On April 1, 2024, the DME MACs revised the oxygen policy article, adding five diagnosis codes that do not support medical necessity when linked with Group III claims using the N3 modifier. I do not agree with the rationale for the change.

Next Episode: Thursday, June 20, 2024

The modification to the oxygen policy article stipulates the existence of certain diagnoses explicitly undermine medical necessity for Group III coverage. Those diagnoses include:

  • Derivatives of hypoxemia,
  • Acute and chronic respiratory failure with hypoxia, and
  • Respiratory failure with unspecified hypoxia.

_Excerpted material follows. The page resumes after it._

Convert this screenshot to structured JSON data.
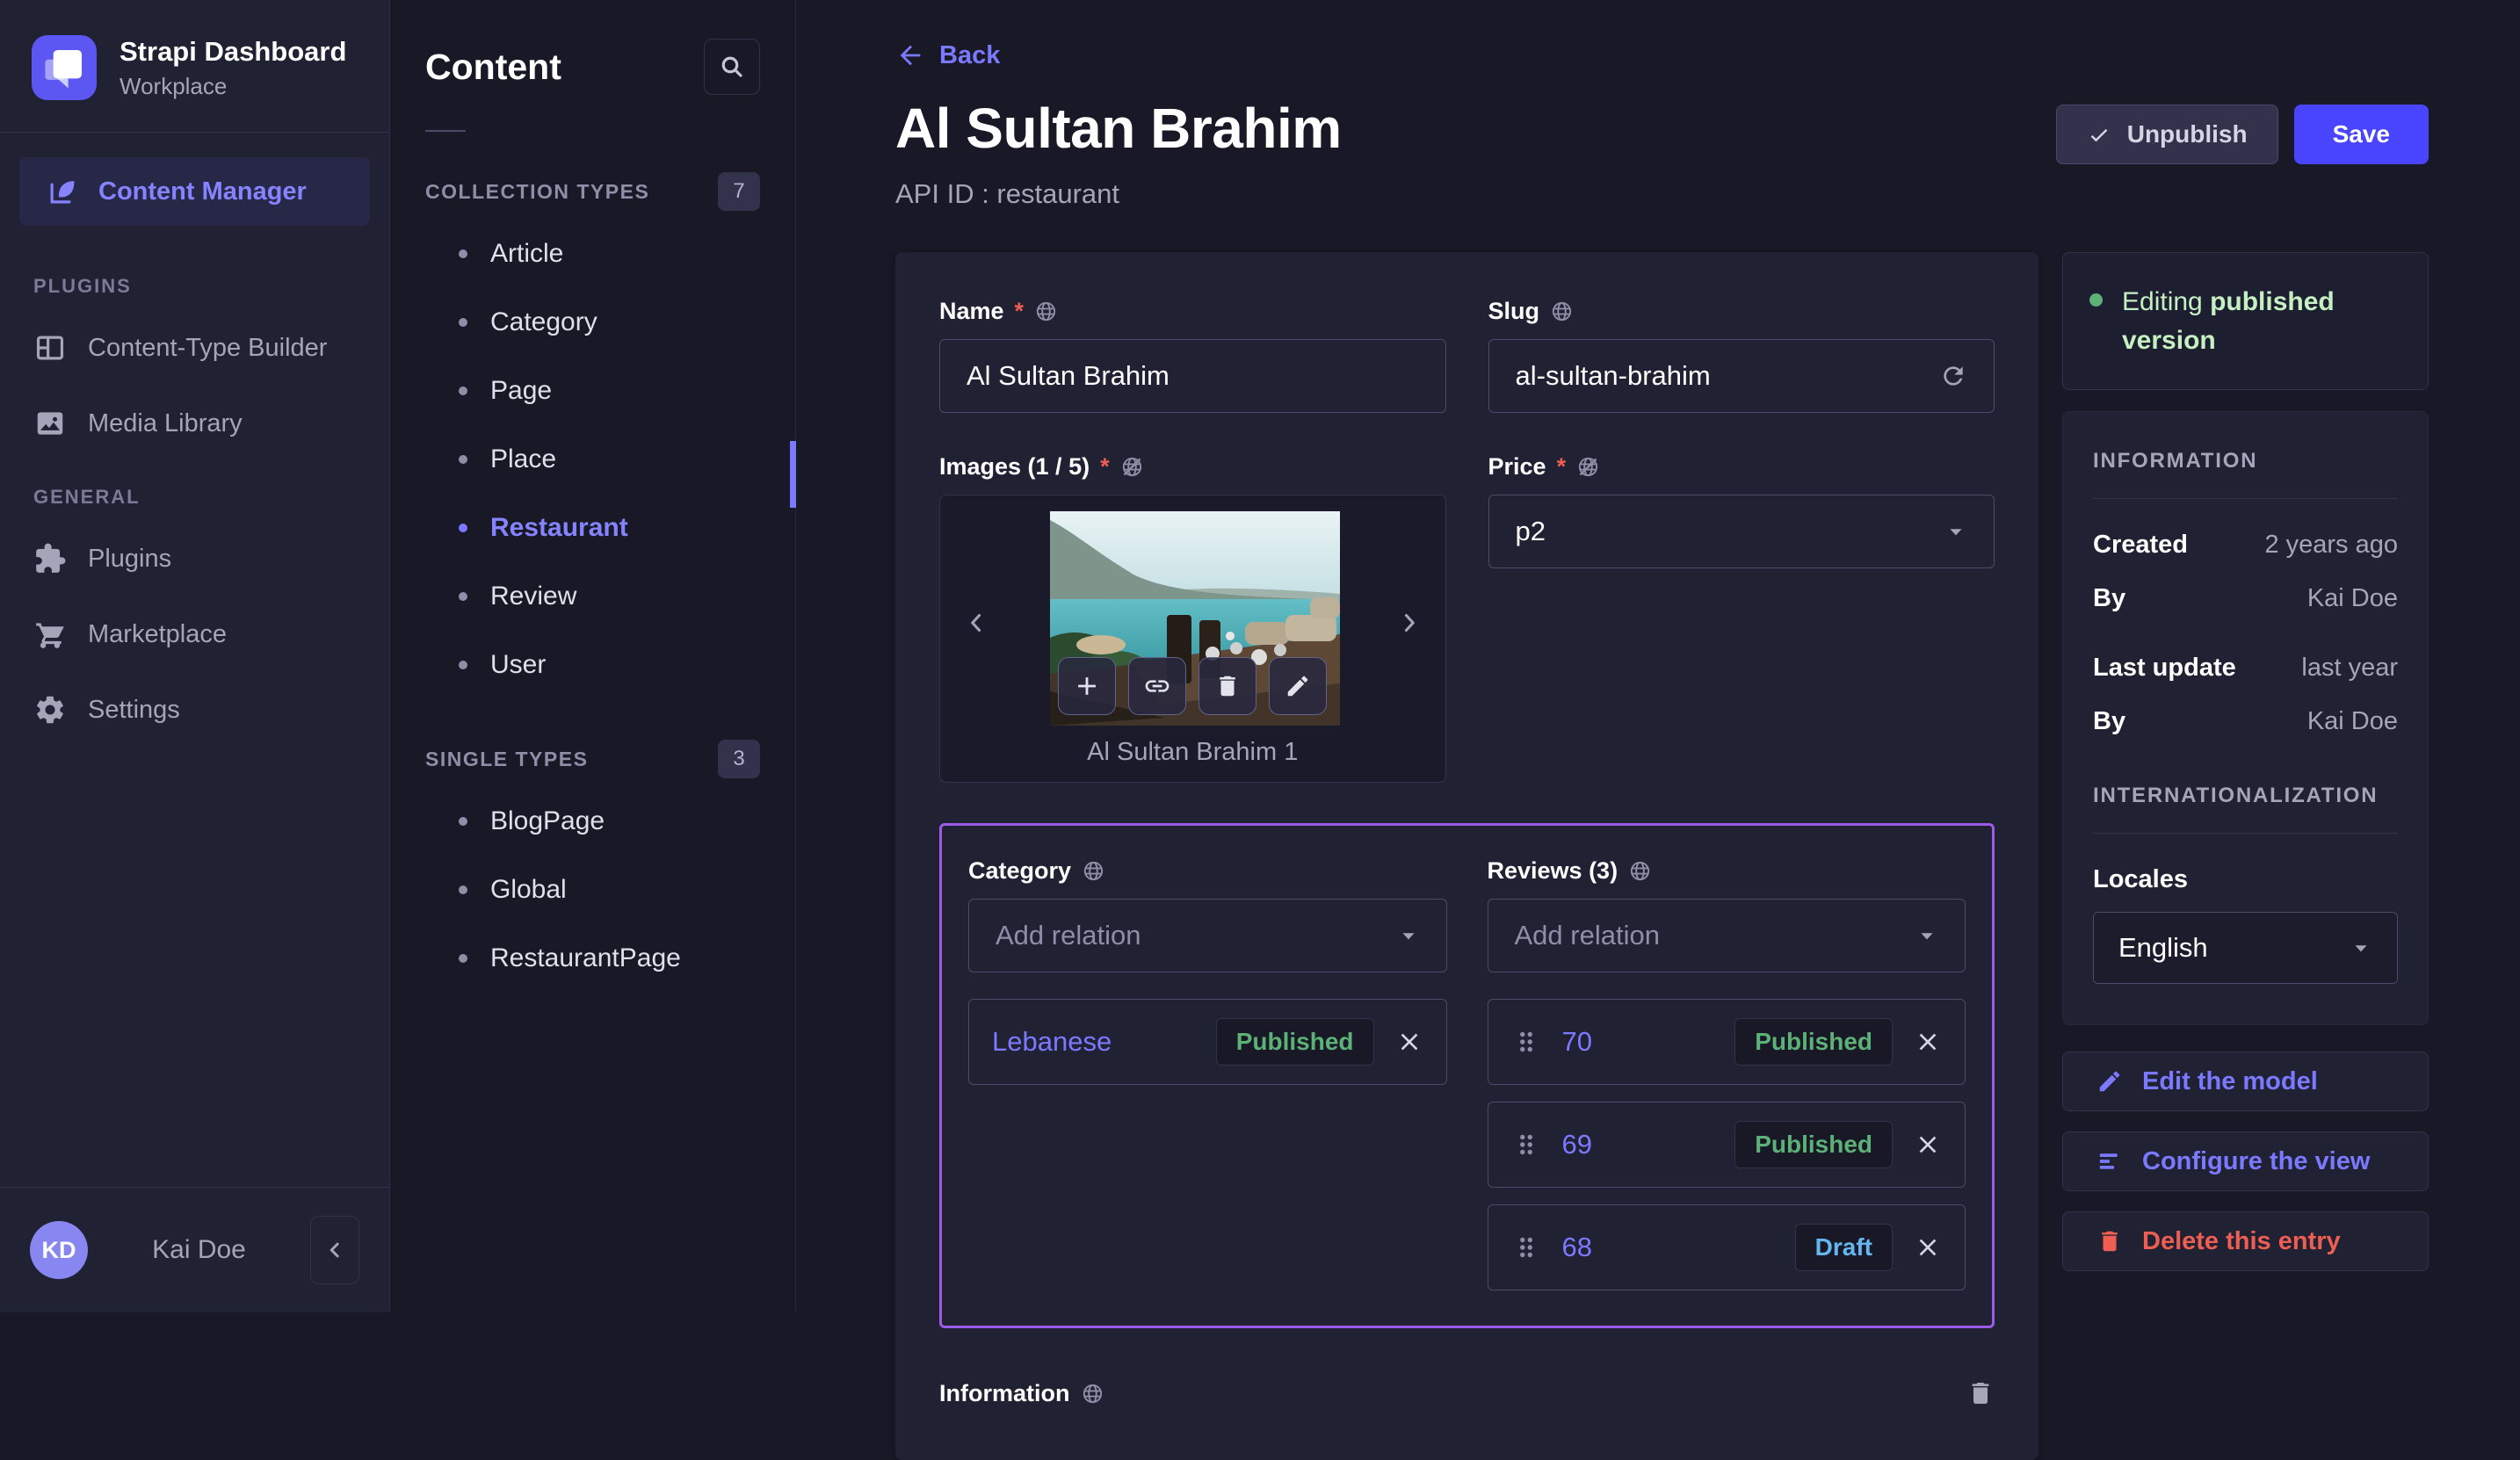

The logic for excluding these diagnoses seems rooted in a Group III coverage criteria statement in the Oxygen LCD that requires an “absence of hypoxemia defined in Group I and Group II.” I suspect the DME MACs believe Group III is primarily for patients with cluster headaches and other conditions that are unrelated to oxygen deprivation. Through this lens, it negates any expansion of coverage for oxygen-deprived patients that need therapy but do not have a qualifying test result to qualify for Groups I or II.

I disagree.

Instead, I interpret the LCD condition criteria statement to mean there is no overlap between oxygen deprivation qualifications for any of the coverage groups. Said a different way, I think it explicitly means Group III applies to all patients that need oxygen but do not necessarily satisfy the testing parameters or co-morbidities defined for Groups I or II.

Take, for example, a patient with an oxygen saturation of 92 percent while using oxygen set to 4 liters per minute. We can reasonably assume the patient’s SAT would be significantly lower without the oxygen, but removing oxygen for test purposes would unnecessarily strain the patient. The patient clearly benefits from oxygen therapy but does not meet the Groups I or II coverage criteria without a lower test result. I believe this patient could meet the criteria for Group III coverage set forth in the NCD and LCD.

We at MiraVista are going to continue our active dialogue with the medical directors on this issue. In the meantime, I recommend you appeal denials related to these excluded diagnoses with medical records documenting the signs and symptoms of oxygen deprivation that would favorably respond to oxygen therapy. Such denials should be reversed with proper evidence.